Friday, July 2, 2010

Hollywood Make Over for Big Banks

It was one of those moments in which you just groan inside. I had insisted on going to see a new movie that was based off of a cartoon my children and I watched together. I can’t be the only parent who uses their kids to justify the shows they watch…ahem all the dads who take their kids to Hannah Montana or Moms taking their daughters to Justin Bieber concerts. I digress.

Sadly, though in the case of the movie the director had taken the superficial elements of the TV show and added millions of dollars to amp them up. So the movie had tons of special effects, panoramic vistas…and none of the dialog or humor of the TV show. Let’s just say it lacked "substance".

Recently with all the regulation changes that have taken place in financial services many large banks are trying to remake themselves as well. Like a bunch of wolfs that are all reaching for a new sheep costume they have grabbed at the superficial and thrown big marketing budgets into special effects while ignoring the "substance" of the dialog itself.


Why did we have financial reform in the first place? Anyone remember headlines of billion dollar credit unions threatening the global economy? No…odd me neither. I find it sad that in the passing of new legislation the new rally cry from large banks is that they are going to do away with free checking. It reminds me of someone not liking the rules and deciding that since the rules are changed they are going to take their stuff and not play anymore.


Ally's Pony commercialI think one of the most blatant examples of this has been the commercials from a recently converted bank that show a TV announcer talking to a child sitting at a table.
“Would you like a pony?”  the "TV announcer"man asks her innocently.
"Yeah,” she replies.
The man then hands her a small toy pony and she bursts into a giant smile.
The "TV announcer" then turns to a second little girl, asks if she wants a pony, and she says yes.
The man then clicks his tongue and a real pony comes out.
The first little girl gives a look that could kill and says, “You didn’t say you could have a real one.”
“You didn’t ask,” the TV announcer man replies smugly.

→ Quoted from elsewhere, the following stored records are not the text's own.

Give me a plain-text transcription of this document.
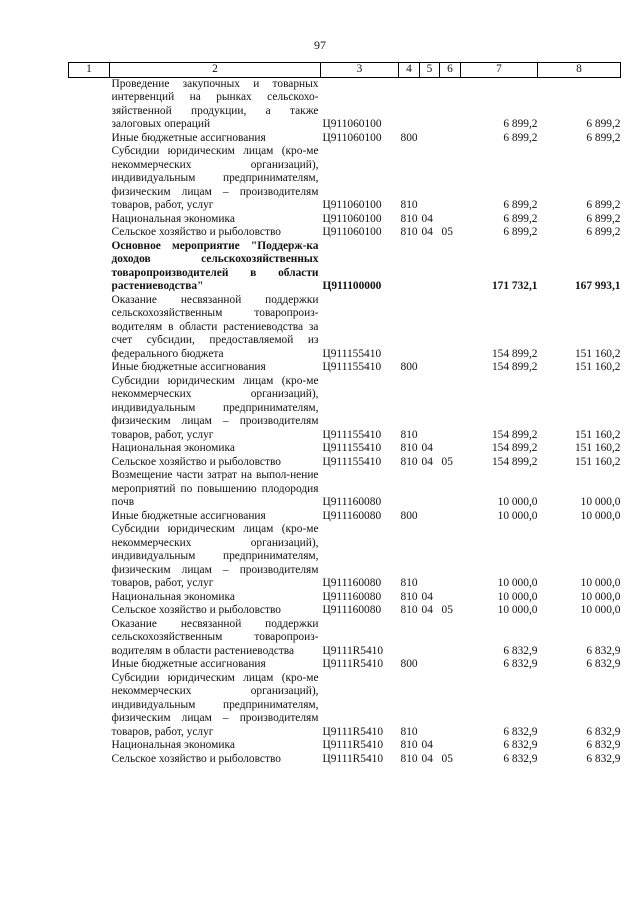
97
1	2	3	4	5	6	7	8
	Проведение закупочных и товарных интервенций на рынках сельскохо-зяйственной продукции, а также залоговых операций	Ц911060100				6 899,2	6 899,2
	Иные бюджетные ассигнования	Ц911060100	800			6 899,2	6 899,2
	Субсидии юридическим лицам (кро-ме некоммерческих организаций), индивидуальным предпринимателям, физическим лицам – производителям товаров, работ, услуг	Ц911060100	810			6 899,2	6 899,2
	Национальная экономика	Ц911060100	810	04		6 899,2	6 899,2
	Сельское хозяйство и рыболовство	Ц911060100	810	04	05	6 899,2	6 899,2
	Основное мероприятие "Поддерж-ка доходов сельскохозяйственных товаропроизводителей в области растениеводства"	Ц911100000				171 732,1	167 993,1
	Оказание несвязанной поддержки сельскохозяйственным товаропроиз-водителям в области растениеводства за счет субсидии, предоставляемой из федерального бюджета	Ц911155410				154 899,2	151 160,2
	Иные бюджетные ассигнования	Ц911155410	800			154 899,2	151 160,2
	Субсидии юридическим лицам (кро-ме некоммерческих организаций), индивидуальным предпринимателям, физическим лицам – производителям товаров, работ, услуг	Ц911155410	810			154 899,2	151 160,2
	Национальная экономика	Ц911155410	810	04		154 899,2	151 160,2
	Сельское хозяйство и рыболовство	Ц911155410	810	04	05	154 899,2	151 160,2
	Возмещение части затрат на выпол-нение мероприятий по повышению плодородия почв	Ц911160080				10 000,0	10 000,0
	Иные бюджетные ассигнования	Ц911160080	800			10 000,0	10 000,0
	Субсидии юридическим лицам (кро-ме некоммерческих организаций), индивидуальным предпринимателям, физическим лицам – производителям товаров, работ, услуг	Ц911160080	810			10 000,0	10 000,0
	Национальная экономика	Ц911160080	810	04		10 000,0	10 000,0
	Сельское хозяйство и рыболовство	Ц911160080	810	04	05	10 000,0	10 000,0
	Оказание несвязанной поддержки сельскохозяйственным товаропроиз-водителям в области растениеводства	Ц9111R5410				6 832,9	6 832,9
	Иные бюджетные ассигнования	Ц9111R5410	800			6 832,9	6 832,9
	Субсидии юридическим лицам (кро-ме некоммерческих организаций), индивидуальным предпринимателям, физическим лицам – производителям товаров, работ, услуг	Ц9111R5410	810			6 832,9	6 832,9
	Национальная экономика	Ц9111R5410	810	04		6 832,9	6 832,9
	Сельское хозяйство и рыболовство	Ц9111R5410	810	04	05	6 832,9	6 832,9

The irony ...the bank converted to bank status to receive TARP money after booking billions of dollars in sub prime mortgages. Like the girl in the commercial many people will not realize exactly what questions they should be asking of their banks.  


Practical Application:

As more “Big Banks” look at the new legislative landscape they are going to try and do a Hollywood makeover.
They will add more of one thing (wow…nice dividend for your shareholders…38 cents for preferred share) but it will be at the expense of something else… yep, that "Stagecoach from the West" is leaving and is taking your free checking with it.
At the end of the day a Big Bank can’t remake itself into anything other than a Big Bank…lots of hype…little substance.